Seems pretty interesting..

 

Haha, very nice review.. Maybe I’ll take the free iPod and try Glogster later!

Nhick
http://www.itrush.com

 

Interesting concept but flash is sooo 2002, it has been replaced by Silverlight! ;-)

Anyways, a day will come when flash/ajax/younameit will become user friendly enough for everybody to use, right now, flash is development hell compared to the ease of html, most dynamic websites can be converted to use Ajax but even then - why bother going through the extra expense and extended development cycle for a first run of a site. The whole “create your own website for free” was an interesting business model back when but today, this type of system, no matter how designed is still a dime a dozen… until somebody designs something truly revolutionary that is. Just about every ISP and domain registrar offers free websites with domain purchases as well… and you thought social networking sites where saturated!

Jon

 

Geocities!! my first website was there it was disgusting hahaha
But if this one is in flash… I assume it is very heavy to load. I really hate flash web sites, although I used one of them lol ironic:
http://www.spymac.com/details/?2319811

 

Friend I think there are as many social networking sites as users just like all bloggers and no readers, makes the scene very cluttered.
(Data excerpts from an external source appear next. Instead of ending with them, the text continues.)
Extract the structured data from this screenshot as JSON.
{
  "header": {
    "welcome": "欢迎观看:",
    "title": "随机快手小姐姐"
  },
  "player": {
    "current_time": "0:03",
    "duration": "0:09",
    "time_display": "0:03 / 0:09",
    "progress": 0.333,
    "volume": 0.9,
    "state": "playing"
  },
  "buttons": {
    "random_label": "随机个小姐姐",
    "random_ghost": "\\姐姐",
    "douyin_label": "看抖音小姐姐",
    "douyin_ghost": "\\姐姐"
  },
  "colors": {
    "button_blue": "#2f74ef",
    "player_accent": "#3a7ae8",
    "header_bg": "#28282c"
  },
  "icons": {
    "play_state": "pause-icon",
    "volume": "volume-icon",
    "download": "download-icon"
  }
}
http://tekno-world.blogspot.com

 

Why write about it then?

 
 

Whoa. Stop with all the Flash hate. Sure, it’s a poor choice for text-heavy Web sites (most sites). But as a animation/video/audio/rich-widget platform it’s a dream to develop in. It’s the concept of a static page (Geocities) and not the technology (Flash) that’s flawed.

 

Fun to work with…and not as “bad” as was mentioned in the original post above…the audience for the site is obviously not techies but for the general non-techies who just want to have fun with their creativity. Overall a decent website.

bookmarked @ livbit
http://www.livbit.com

 

http://love.glogster.com/

This was so much fun

Good for saving scrap photos of travel or parties

 

Hey i have posted a review on this too. I ve checked it in go2web director and found out that it is pretty cool.

check my take on Gloster at http://pcsplace.com

 

Well Gloster is nice and pretty cool….

Check this website http://www.LimeAll.com

 

Hah, I remember GeoCities - it was a fun little hosting service and a great place for anyone with no design skills to get started.
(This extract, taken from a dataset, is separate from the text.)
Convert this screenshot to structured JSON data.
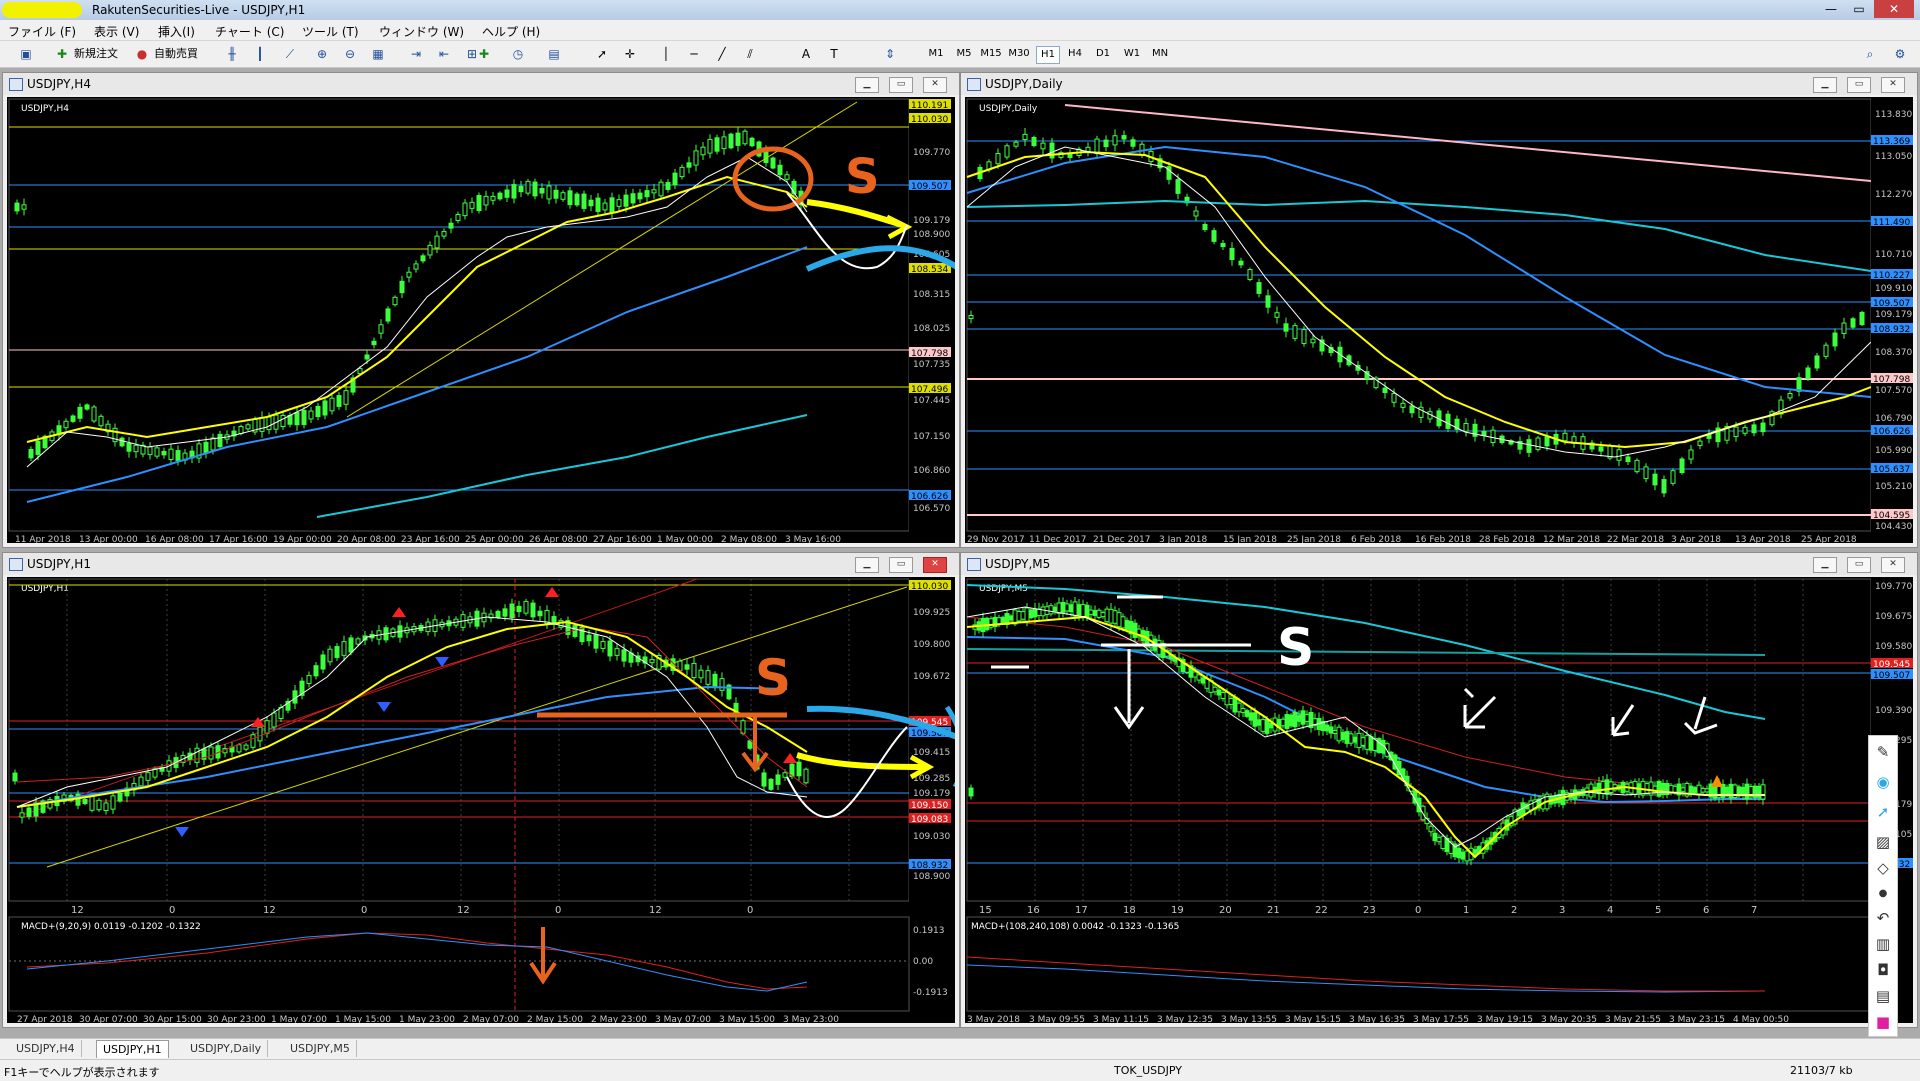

With that said, hosting nowadays is so dirt cheap that relying on a third party free hosting service to store all your hard work is just asking for trouble. Combine that with the fact that anyone nowadays can install Wordpress using Fantastico with a few clicks and have a decently-looking website running in less than an hour (and that’s with no HTML skills), and I frankly don’t see why people would get so excited about a service that shaves off an hour’s worth of a learning curve in return for a massive loss of control over the final product.

 

Yikes.

Well I can’t check it out since I’m typing this on my iPod Touch and it doesn’t support Flash.

…then again, I already have said iPod, so I don’t see a reason to bother. :p

 

Look like a scrapblog copy. Wix looks interesting.

Flash is pretty, yet very limiting - especially without a true DOM.

 

Wix is pretty slick and sexy. I’m a beta user. My first impression of the software, though, is that I’m finding it hard to figure out how to make a “professional” type site. Right now, I see the target demographic as the tweener crowd.

 

Mike, you still have not received an invite? What’s up with that?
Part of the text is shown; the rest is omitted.